Sobre la Parashat Mas’ey

En esta semana estamos estudiando la Parashá Masei se encuentra en: Números 33:1-36:13— מַסְעֵי (Mas’ey) significa: “viajes de“.

Leemos en la Parashá:

Números 35:10-12 – “…Habla a los hijos de Israel, y diles: Cuando hayáis pasado al otro lado del Jordán a la tierra de Canaán, (11) os señalaréis ciudades, ciudades de refugio(B) tendréis, donde huya el homicida que hiriere a alguno de muerte sin intención. (12) Y os serán aquellas ciudades para refugiarse del vengador, y no morirá el homicida hasta que entre en juicio delante de la congregación…”

Recordemos que la mitzvah (mandamiento) de Hashem sobre la santidad de la sangre era muy explícito. El derramamiento de sangre humana contaminaba la tierra en la que vivían los hijos de Israel, en medio de la que residía la Shekinah (Presencia) del Eterno, y solo se podía expiar por medio de la sangre del que la había derramado. (Gn. 9:5, 6; Nm. 35:33, 34), preferiblemente a manos del “vengador de sangre,”. Así, en el caso de un asesino, cuando el vengador de la sangre le daba muerte “sin falta” (Ex. 21:23; Nm. 35:21), quedaba vengada la sangre de su víctima y se satisfacía la ley de “pescuezo por pescuezo”. El vengador de sangre o goel tenía el derecho y la responsabilidad de matar al asesino:

Deuteronomio 19:13 – “….No tendrás piedad de él; sino que limpiarás de Israel la sangre del inocente, para que te vaya bien…”
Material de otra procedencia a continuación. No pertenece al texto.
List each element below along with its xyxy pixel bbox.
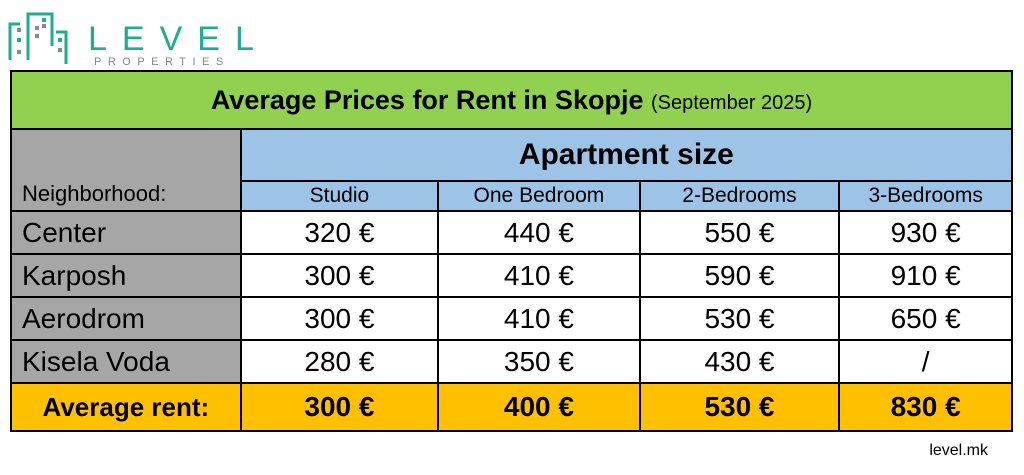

Hasta aquí todo muy entendible, pero, ¿qué pasaba con el homicida involuntario, aquel que, por ejemplo, mataba a su hermano cuando por accidente se desprendía la cabeza del hacha al cortar leña? (Dt 19:4, 5) Para tales desafortunados el Eterno amorosamente proveyó las ciudades de refugio, donde el que derramaba sangre por accidente podía hallar asilo y protección del vengador de la sangre. (Nm. 35:6-32; Jos. 20:2-9).

La legislación que presenta aquí la Torá, no tiene paralelo en los anales del Derecho Universal. Se trataba de lo siguiente: Si un individuo -de manera fortuita y accidental- matase a un semejante, deberá ser recluido provisoriamente en una de las seis ciudades de refugio que existirán en todo el territorio de la tierra prometida. Allí permanecerá hasta que los jueces lleven a cabo la averiguación del caso y dictaminen en consecuencia.

En caso de confirmarse ante el tribunal que su acción fue involuntaria, volverá a ser recluido en la ciudad de refugio, y allí estará hasta que se produzca el fallecimiento del Cohén Gadól en funciones. Esto, indica una clara acusación al máximo líder espiritual del pueblo.., por el hecho de haber sucedido esta desgracia bajo su cargo.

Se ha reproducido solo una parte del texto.